V. note [9], lettre 285.

26.

Revenant de Stockholm, Saumaise était arrivé à Leyde en mars ou avril 1652.

27.

« contre Saumaise. »

Michaud :

« Saumaise et Vossius s’étaient brouillés “ parce que, dit le Menagiana, M. Vossius ayant prêté de l’argent au fils de M. Saumaise, M. Saumaise ne voulut pas le lui rendre, disant qu’il lui avait mandé de ne pas lui en prêter ; en effet, il ne le lui rendit pas. ” Ce fait est raconté plus au long dans les lettres de Vossius, qui exposent d’ailleurs comment Saumaise trouva le moyen de s’acquitter : il accusa Vossius de préparer contre lui des écrits satiriques. Christine ajouta foi à ce rapport et à d’autres insinuations ; si bien qu’au moment où Vossius, qui venait de faire un voyage en Hollande, rentrait en Suède, amenant Bochart et Huet, il reçut l’ordre de ne pas se présenter devant la princesse, de rebrousser chemin et de demander pardon à Saumaise. {a} Malgré cette disgrâce, dénouement ordinaire des relations de cette nature, la reine recommença bientôt de correspondre avec Vossius et le revit bientôt dans les Pays-Bas. De son côté, il continua de parler d’elle avec égard et respect. »


  1. Relation raccourcie de faits que celle de Pierre-Daniel Huet rend en partie douteux : v. note [16], lettre 287.

28.

« ainsi vivrai-je content jusqu’à la dissolution finale. »

Cesare Cremonini, philosophe et médecin italien (Cento, duché de Modène, 1550-Padoue 1631) enseigna la philosophie durant 57 ans : à Ferrare de 1571 à 1590, puis à Padoue où on lui donna en même temps une chaire de médecine. Il fut contempteur de Galien et grand commentateur d’Aristote. Dans la note C de l’article qu’il lui a consacré, Bayle dit de Cremonini :

« Il a passé pour un esprit fort {a} qui ne croyait point en l’immortalité de l’âme […]. Plusieurs disent que c’est pour cela qu’il voulut que l’on mît à son épitaphe, Cæsar Cremoninus hic totus iacet. {b} Si l’on n’avait point d’autres arguments, on ne serait guère en état de le convaincre de libertinage. »


  1. V. seconde notule {a}, note [1] du Faux Patiniana II‑4.

  2. « Cesare Cremonini gît ici tout entier. »

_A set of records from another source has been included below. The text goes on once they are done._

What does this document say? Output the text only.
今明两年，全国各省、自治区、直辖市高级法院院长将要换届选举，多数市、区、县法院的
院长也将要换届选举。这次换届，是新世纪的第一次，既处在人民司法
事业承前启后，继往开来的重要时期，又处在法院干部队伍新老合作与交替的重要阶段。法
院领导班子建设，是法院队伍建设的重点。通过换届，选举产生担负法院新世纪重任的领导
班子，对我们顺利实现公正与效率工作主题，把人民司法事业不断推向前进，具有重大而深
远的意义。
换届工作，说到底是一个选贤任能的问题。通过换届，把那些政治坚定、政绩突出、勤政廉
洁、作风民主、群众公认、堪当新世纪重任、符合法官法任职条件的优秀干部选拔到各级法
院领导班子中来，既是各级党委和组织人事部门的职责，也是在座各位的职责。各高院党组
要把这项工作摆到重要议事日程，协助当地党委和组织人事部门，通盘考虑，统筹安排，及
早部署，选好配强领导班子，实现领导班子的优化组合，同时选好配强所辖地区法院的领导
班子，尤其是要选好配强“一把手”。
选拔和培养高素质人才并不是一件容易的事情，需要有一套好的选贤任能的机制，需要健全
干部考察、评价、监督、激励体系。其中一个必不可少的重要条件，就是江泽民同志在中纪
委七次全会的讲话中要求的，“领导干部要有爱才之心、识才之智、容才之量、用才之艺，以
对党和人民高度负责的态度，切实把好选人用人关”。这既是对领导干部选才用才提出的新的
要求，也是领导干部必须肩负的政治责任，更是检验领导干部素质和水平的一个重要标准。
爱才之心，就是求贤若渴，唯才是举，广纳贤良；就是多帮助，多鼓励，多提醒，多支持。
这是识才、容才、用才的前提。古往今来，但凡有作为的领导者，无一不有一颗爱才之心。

Sa devise favorite n’en devint pas moins celle des libertins érudits (v. note [9], lettre 60) : Intus ut libet, foris ut moris est [Au-dedans comme il plaît à chacun, au-dehors comme veut le monde]. « Notre esprit, disait-il, n’est pas plus fait pour le divin que les yeux du hibou pour la lumière ; nous ne connaissons Dieu que très imparfaitement et par ses ouvrages » (G.D.U. xixe s.). Cremonini avait été l’un des fondateurs de l’Académie des Ricovrati (v. note [165] des Déboires de Carolus).

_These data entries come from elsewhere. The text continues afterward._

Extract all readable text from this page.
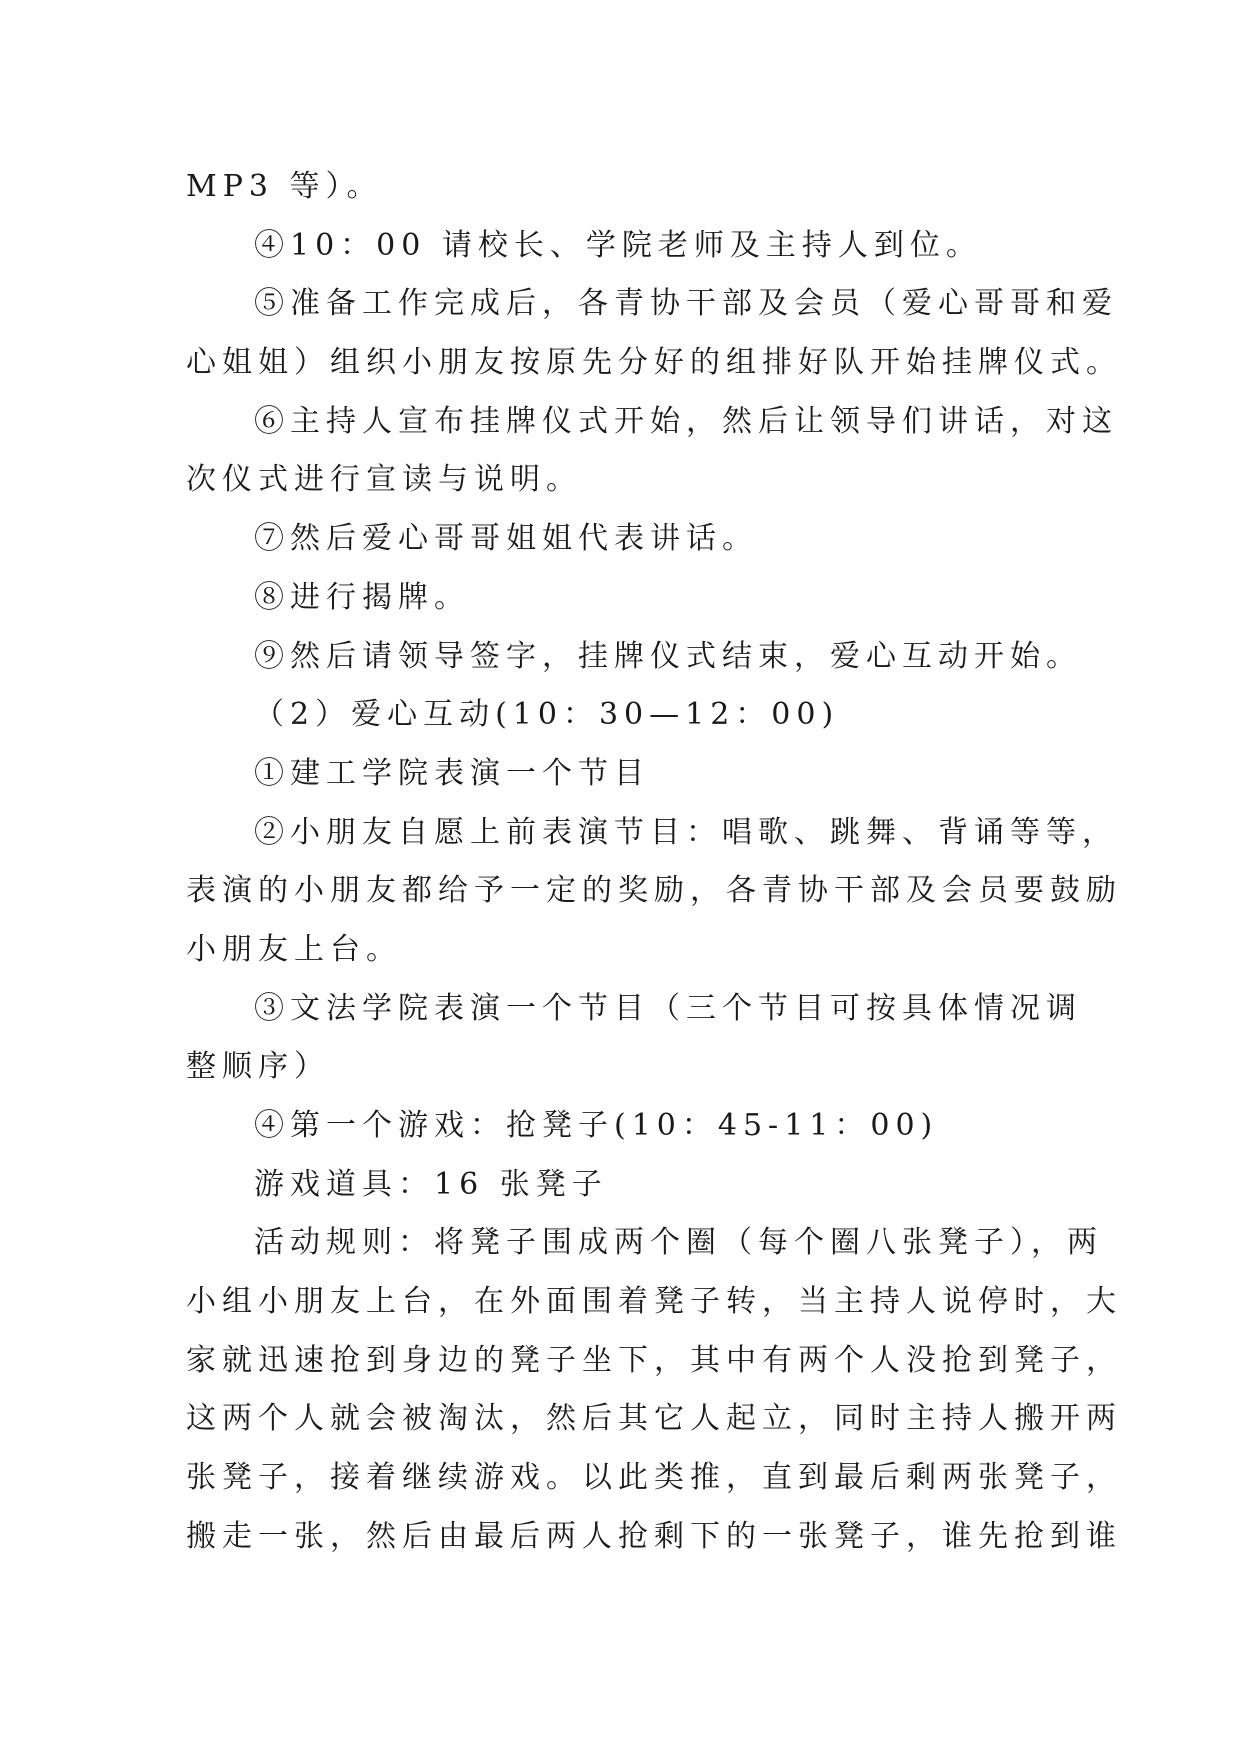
MP3 等）。
④10：00 请校长、学院老师及主持人到位。
⑤准备工作完成后，各青协干部及会员（爱心哥哥和爱
心姐姐）组织小朋友按原先分好的组排好队开始挂牌仪式。
⑥主持人宣布挂牌仪式开始，然后让领导们讲话，对这
次仪式进行宣读与说明。
⑦然后爱心哥哥姐姐代表讲话。
⑧进行揭牌。
⑨然后请领导签字，挂牌仪式结束，爱心互动开始。
（2）爱心互动(10：30—12：00)
①建工学院表演一个节目
②小朋友自愿上前表演节目：唱歌、跳舞、背诵等等，
表演的小朋友都给予一定的奖励，各青协干部及会员要鼓励
小朋友上台。
③文法学院表演一个节目（三个节目可按具体情况调
整顺序）
④第一个游戏：抢凳子(10：45-11：00)
游戏道具：16 张凳子
活动规则：将凳子围成两个圈（每个圈八张凳子），两
小组小朋友上台，在外面围着凳子转，当主持人说停时，大
家就迅速抢到身边的凳子坐下，其中有两个人没抢到凳子，
这两个人就会被淘汰，然后其它人起立，同时主持人搬开两
张凳子，接着继续游戏。以此类推，直到最后剩两张凳子，
搬走一张，然后由最后两人抢剩下的一张凳子，谁先抢到谁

Plus loin dans les lettres de Guy Patin (v. notes [12], lettre 463, et [9], lettre 870), on trouve quelques allusions aux liens de Cremonini avec Gabriel Naudé, qui lui vouait une grande admiration (v. notes [27] du Naudæana 2, et [37], [38], [39] et [40] du Naudæana 4). La note [29] du Naudæana 2 fournit la liste des principaux ouvrages de Cremonini.

29.

Aujourd’hui quartiers de Paris, Belleville (xixe et xxe arrondissements) et Charonne (xxe) étaient alors deux faubourgs contigus, au nord-est de la capitale.

30.

Le combat du faubourg Saint-Antoine, le 2 juillet 1652, mit fin à la ronde effrénée que menaient les armées du roi et des princes autour de Paris depuis la victoire de Condé à Bléneau le 7 avril (v. note [17], lettre 285). Avec la fusillade de l’Hôtel de Ville qui en fut la conséquence, le 4 juillet, ce fut l’événement qui discrédita le parti des princes et enclencha la reprise en mains des affaires par la Couronne et, dans l’année qui suivit, l’extinction de la Fronde (1648-1653).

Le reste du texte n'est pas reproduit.